Добавить в цитаты Настройки чтения

Страница 5 из 25



– Первым делом новый лидер колонистов стал преследовать своих противников, – я продолжил, повинуясь желанию моего друга. – А также всех тех, кто не разделял его взглядов. Расправившись с ними, он взялся за наше прошлое. Как говорится, хочешь увековечить значимость своих деяний в умах людей, перепиши историю! – процитировал я какого-то классика. – Пришедшие к власти приспешники прорицателя отменили старое летоисчисление и ввели свое, новое, начинавшееся с того момента, когда ковчег покинул Землю. Окрестив эпоху до исхода эпохой греха, а последующие события – эпохой искупления, они решили полностью переосмыслить достижения старого мира. Догматики посчитали всю историю старого мира одной сплошной ошибкой, приведшей человечество к гибели, и всеми силами старались вымарать из памяти людей упоминания событий, имен и дат, связанных с тем временем. Все то, что было создано до великого исхода, отныне становилось неугодным и непопулярным.

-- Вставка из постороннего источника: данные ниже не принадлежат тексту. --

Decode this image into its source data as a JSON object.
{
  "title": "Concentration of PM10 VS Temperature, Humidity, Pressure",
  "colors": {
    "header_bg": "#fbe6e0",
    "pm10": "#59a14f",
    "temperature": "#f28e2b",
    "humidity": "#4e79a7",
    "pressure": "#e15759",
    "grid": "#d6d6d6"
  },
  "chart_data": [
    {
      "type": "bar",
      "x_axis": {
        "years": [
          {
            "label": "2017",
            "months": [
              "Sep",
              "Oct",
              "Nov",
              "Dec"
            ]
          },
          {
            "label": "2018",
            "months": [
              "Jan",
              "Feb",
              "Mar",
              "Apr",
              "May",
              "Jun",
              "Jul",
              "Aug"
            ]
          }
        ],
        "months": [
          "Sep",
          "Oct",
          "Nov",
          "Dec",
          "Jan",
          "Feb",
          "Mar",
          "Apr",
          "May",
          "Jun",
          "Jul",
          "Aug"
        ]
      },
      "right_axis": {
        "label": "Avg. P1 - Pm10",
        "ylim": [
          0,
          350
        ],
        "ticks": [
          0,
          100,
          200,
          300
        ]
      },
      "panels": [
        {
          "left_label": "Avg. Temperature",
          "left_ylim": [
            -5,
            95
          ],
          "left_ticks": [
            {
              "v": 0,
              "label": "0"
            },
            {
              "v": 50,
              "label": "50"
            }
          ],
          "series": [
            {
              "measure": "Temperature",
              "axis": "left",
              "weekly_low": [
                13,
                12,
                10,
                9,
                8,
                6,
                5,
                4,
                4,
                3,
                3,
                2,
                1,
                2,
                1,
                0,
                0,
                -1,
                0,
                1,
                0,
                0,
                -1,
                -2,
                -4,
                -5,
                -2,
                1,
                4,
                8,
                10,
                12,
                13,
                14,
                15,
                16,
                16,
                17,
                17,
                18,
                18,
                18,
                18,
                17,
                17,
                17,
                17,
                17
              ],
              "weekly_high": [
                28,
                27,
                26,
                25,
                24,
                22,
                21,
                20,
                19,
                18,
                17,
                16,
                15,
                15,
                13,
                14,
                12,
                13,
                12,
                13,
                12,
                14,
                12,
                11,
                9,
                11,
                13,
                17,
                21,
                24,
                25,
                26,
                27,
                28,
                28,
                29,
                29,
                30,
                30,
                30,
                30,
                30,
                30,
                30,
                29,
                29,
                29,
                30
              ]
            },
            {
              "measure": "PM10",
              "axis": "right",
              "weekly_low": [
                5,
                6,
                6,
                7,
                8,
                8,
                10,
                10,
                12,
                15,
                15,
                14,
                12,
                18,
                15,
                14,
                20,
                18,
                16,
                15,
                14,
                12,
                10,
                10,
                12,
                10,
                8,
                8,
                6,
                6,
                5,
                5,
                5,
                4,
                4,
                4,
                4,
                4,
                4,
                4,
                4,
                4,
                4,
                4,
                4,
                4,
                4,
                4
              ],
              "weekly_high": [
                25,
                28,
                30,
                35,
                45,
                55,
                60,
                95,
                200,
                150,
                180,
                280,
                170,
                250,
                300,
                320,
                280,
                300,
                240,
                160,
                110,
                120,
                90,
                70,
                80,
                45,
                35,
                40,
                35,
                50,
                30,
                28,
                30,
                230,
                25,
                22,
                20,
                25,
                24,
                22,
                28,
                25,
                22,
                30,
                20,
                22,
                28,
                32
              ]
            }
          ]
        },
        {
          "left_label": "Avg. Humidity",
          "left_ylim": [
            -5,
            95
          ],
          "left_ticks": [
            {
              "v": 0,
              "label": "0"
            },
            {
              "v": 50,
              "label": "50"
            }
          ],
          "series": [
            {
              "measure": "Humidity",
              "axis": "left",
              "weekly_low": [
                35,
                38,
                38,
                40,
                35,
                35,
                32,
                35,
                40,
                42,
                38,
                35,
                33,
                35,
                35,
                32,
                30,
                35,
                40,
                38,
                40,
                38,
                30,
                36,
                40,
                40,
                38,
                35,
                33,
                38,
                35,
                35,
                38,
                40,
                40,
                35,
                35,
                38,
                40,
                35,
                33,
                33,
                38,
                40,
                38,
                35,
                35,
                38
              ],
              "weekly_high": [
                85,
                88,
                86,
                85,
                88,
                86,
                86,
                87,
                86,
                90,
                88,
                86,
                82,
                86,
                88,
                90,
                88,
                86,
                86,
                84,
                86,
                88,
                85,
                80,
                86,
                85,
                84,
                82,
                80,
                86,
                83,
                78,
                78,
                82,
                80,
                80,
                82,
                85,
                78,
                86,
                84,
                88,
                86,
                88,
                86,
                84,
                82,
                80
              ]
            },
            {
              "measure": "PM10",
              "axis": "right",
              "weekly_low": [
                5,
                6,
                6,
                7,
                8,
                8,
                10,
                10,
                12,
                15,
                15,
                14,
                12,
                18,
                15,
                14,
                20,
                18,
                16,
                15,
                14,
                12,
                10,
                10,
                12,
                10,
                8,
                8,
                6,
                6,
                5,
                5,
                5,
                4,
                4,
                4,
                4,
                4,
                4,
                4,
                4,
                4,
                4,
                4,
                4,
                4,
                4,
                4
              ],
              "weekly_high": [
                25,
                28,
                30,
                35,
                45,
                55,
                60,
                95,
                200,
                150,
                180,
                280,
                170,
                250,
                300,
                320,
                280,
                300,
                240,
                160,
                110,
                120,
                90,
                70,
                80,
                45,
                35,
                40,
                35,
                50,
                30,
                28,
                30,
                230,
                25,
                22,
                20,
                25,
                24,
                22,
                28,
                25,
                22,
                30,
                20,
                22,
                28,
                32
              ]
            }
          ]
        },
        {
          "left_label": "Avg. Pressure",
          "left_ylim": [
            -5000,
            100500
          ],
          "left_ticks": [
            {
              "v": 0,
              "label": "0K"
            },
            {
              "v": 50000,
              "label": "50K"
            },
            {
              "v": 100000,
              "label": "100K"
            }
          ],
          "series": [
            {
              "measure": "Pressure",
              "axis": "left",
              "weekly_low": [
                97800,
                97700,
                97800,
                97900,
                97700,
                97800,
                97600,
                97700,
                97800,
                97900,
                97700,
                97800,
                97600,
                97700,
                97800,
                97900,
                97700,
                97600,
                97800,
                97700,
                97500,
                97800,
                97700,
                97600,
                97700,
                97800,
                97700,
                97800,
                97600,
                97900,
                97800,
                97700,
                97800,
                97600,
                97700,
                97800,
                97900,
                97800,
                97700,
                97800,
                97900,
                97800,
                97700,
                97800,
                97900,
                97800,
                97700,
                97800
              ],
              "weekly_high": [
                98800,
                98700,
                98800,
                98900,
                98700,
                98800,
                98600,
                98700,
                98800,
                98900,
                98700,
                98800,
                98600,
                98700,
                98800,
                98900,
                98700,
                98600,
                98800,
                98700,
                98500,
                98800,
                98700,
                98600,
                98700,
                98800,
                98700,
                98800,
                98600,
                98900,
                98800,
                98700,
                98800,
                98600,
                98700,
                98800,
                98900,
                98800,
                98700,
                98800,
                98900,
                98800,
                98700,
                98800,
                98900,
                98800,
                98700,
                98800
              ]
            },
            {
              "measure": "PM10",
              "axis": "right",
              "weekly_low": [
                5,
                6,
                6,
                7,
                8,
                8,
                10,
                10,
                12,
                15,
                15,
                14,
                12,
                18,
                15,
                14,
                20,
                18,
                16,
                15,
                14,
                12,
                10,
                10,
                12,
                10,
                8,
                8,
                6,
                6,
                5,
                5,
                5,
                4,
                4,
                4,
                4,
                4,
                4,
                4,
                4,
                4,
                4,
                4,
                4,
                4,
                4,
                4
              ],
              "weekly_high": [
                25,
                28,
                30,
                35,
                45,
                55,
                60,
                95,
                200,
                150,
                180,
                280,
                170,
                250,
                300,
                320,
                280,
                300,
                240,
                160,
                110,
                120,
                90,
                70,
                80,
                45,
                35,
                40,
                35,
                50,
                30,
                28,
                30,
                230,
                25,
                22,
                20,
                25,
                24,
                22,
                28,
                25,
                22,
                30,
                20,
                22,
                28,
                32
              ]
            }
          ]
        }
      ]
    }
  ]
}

Они пошли еще дальше в своих бесчинствах, упразднив некоторые науки и искусства. Все то, что не служило возвеличиванию нового духовного лидера, больше не находило поддержки.

Покорители космоса и отважные первооткрыватели также оказались не в почете. Приспешники прорицателя считали, что никакие амбициозные экспедиции по исследованию новых планет более не должны тешить человеческую гордыню. «Именно гордыня людей прошлого привела к крушению старой цивилизации, – говорили они, – поэтому необходимо как можно скорее отказаться от всего того, что еще связывает нас с прежним миром.»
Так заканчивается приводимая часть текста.